Comment Re:My $0.02... (Score 1) 33

> ... 12 gauge shotgun ... .45 ACP ...

Ouch, I'm not 6' 200 lbs; meassumes the kick on those kinds of things would be a skosh jarring in my as-yet-un-powder-burned hands. Besides, even with practice I don't assume I could really hit anything whilst in freak-mode. But I've got a decent flight of stairs between two walls barely 3 feet wide, that I ought to be able to spray some pain down if need be across most of its width, I'm hoping.

So yeah, I figured I'd need to practice, so the tip on cheap ammo to do so with is appreciated. As long as that stuff has roughly the same "feel" when firing as the home defense load you mention.

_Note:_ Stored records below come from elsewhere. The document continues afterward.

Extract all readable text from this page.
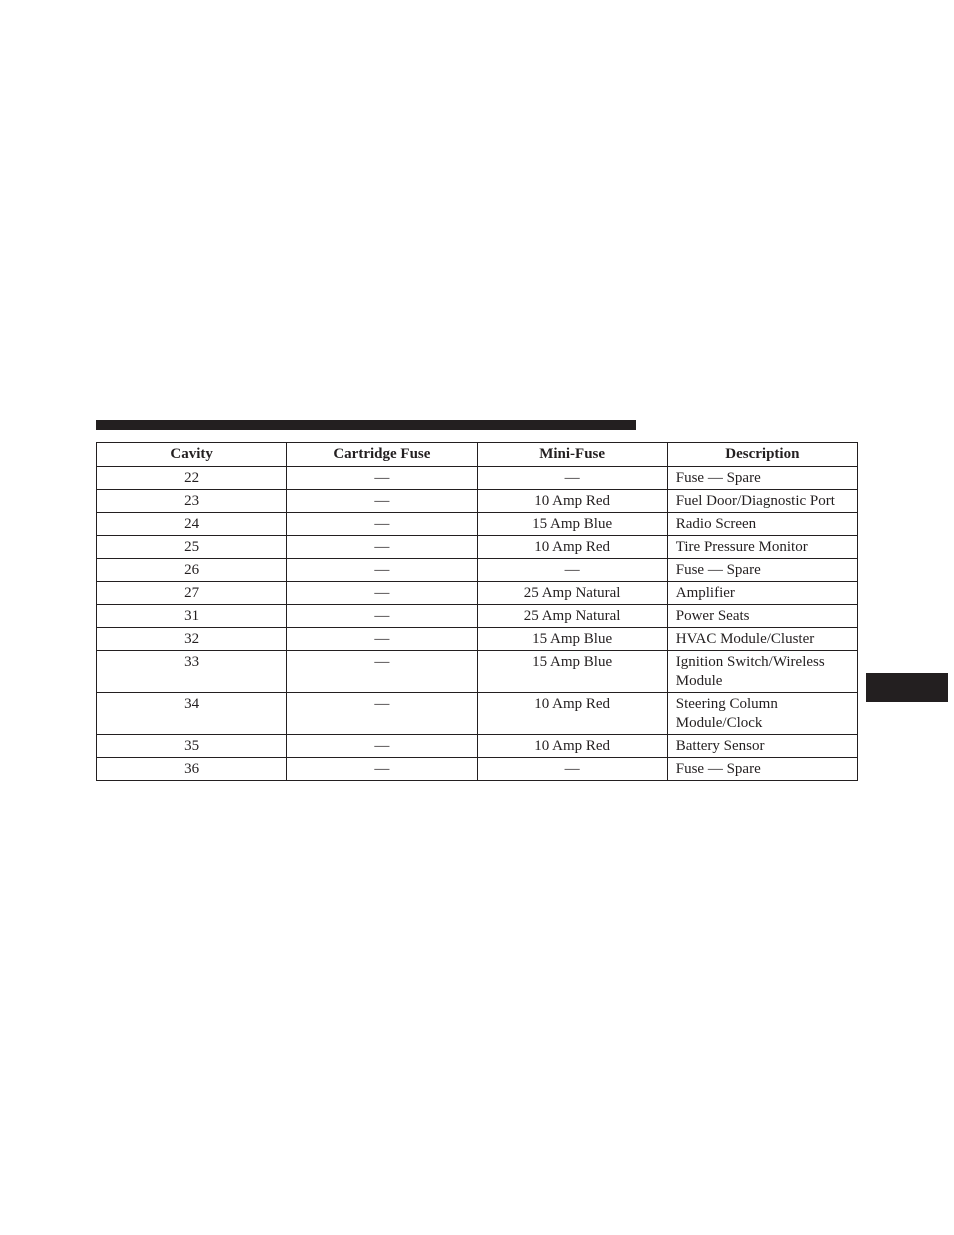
Cavity	Cartridge Fuse	Mini-Fuse	Description
22	—	—	Fuse — Spare
23	—	10 Amp Red	Fuel Door/Diagnostic Port
24	—	15 Amp Blue	Radio Screen
25	—	10 Amp Red	Tire Pressure Monitor
26	—	—	Fuse — Spare
27	—	25 Amp Natural	Amplifier
31	—	25 Amp Natural	Power Seats
32	—	15 Amp Blue	HVAC Module/Cluster
33	—	15 Amp Blue	Ignition Switch/Wireless Module
34	—	10 Amp Red	Steering Column Module/Clock
35	—	10 Amp Red	Battery Sensor
36	—	—	Fuse — Spare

For myself, I would probably never own a handgun, just because of that form factor's association with crime. Like (part of) the reason I gave up alcohol in my late twenties, with all the negative stuff associated with its use/abuse. Just a personal quirk of mine.

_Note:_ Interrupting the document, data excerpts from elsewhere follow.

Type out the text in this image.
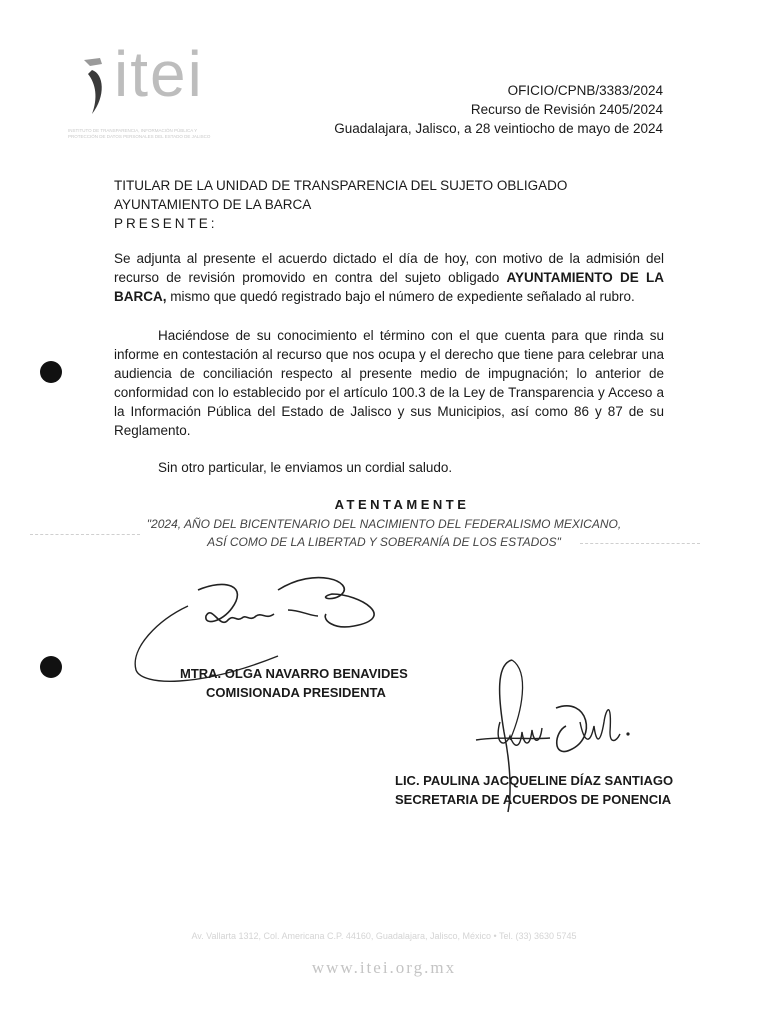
itei
INSTITUTO DE TRANSPARENCIA, INFORMACIÓN PÚBLICA Y PROTECCIÓN DE DATOS PERSONALES DEL ESTADO DE JALISCO
OFICIO/CPNB/3383/2024
Recurso de Revisión 2405/2024
Guadalajara, Jalisco, a 28 veintiocho de mayo de 2024
TITULAR DE LA UNIDAD DE TRANSPARENCIA DEL SUJETO OBLIGADO
AYUNTAMIENTO DE LA BARCA
PRESENTE:
Se adjunta al presente el acuerdo dictado el día de hoy, con motivo de la admisión del recurso de revisión promovido en contra del sujeto obligado AYUNTAMIENTO DE LA BARCA, mismo que quedó registrado bajo el número de expediente señalado al rubro.
Haciéndose de su conocimiento el término con el que cuenta para que rinda su informe en contestación al recurso que nos ocupa y el derecho que tiene para celebrar una audiencia de conciliación respecto al presente medio de impugnación; lo anterior de conformidad con lo establecido por el artículo 100.3 de la Ley de Transparencia y Acceso a la Información Pública del Estado de Jalisco y sus Municipios, así como 86 y 87 de su Reglamento.
Sin otro particular, le enviamos un cordial saludo.
ATENTAMENTE
"2024, AÑO DEL BICENTENARIO DEL NACIMIENTO DEL FEDERALISMO MEXICANO,
ASÍ COMO DE LA LIBERTAD Y SOBERANÍA DE LOS ESTADOS"
MTRA. OLGA NAVARRO BENAVIDES
COMISIONADA PRESIDENTA
LIC. PAULINA JACQUELINE DÍAZ SANTIAGO
SECRETARIA DE ACUERDOS DE PONENCIA
Av. Vallarta 1312, Col. Americana C.P. 44160, Guadalajara, Jalisco, México • Tel. (33) 3630 5745
www.itei.org.mx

My sis and her hubby just bought a place out in the country, and I want to go build a berm on that land and do my practicing there. It's a bitch getting there I'm told, but I don't know if gun ranges in town let you bring in a shotgun, and outdoors seems more fun anyways.

Comment Re:Grab 'n dash (Score 1) 33

Ouch, but this was back in the "eye for an eye" days. I would interpret that and it's immediately following "on the other hand" verse as, if you strike out at an intruder in the dark, you can't see well enough what you're swinging at to consciously avoid trying to kill the intruder. Nowadays we have implements of instant light. (Altho I suppose one could intentionally leave it dark so as to be able to exercise said loophole! ;)

But then there's the whole thing about the OT times being pre-JC, and all they had was the Law, until its ultimate fulfiller came. I kinda see the OT as trying to teach us (among other things) that God is resolutely about justice, and then the NT that God is also firmly about love. I see the lesson of the OT being over, and as followers of Christ we should be looking to forgive others as much as we can, and strive to turn the other cheek to the extent feasible.

But I don't doubt your perspective is highly motivated by your having a family, and can't rule out that mine might be different too if I wasn't only responsible for myself.

Comment Re:Grab 'n dash (Score 1) 33

> I ask you to make fewer assumptions in the future based on the author's name alone.

No, it's still overall a sound policy, it's just that you're so bonkers in politics, it's easy to forget that, as far as I can recall, you seem like a pretty normal guy when it comes to everything else.

> Now granted some would say that if you wait you are foolish, and gambling with your life or whatnot.

Luckily for me it's my life to gamble with. I'm perfectly satisfied with cowering upstairs with a shotgun while I'm being burgled out of my entire downstairs' possessions, if it means not risking killing someone.

Comment Re:A pump action BB Gun (Score 1) 33

I was also thinking about getting a baseball bat for behind the front door. But I think you have to be above average in size, really, to look enough like you mean it with one. And I'm not. (I would need something more like this!)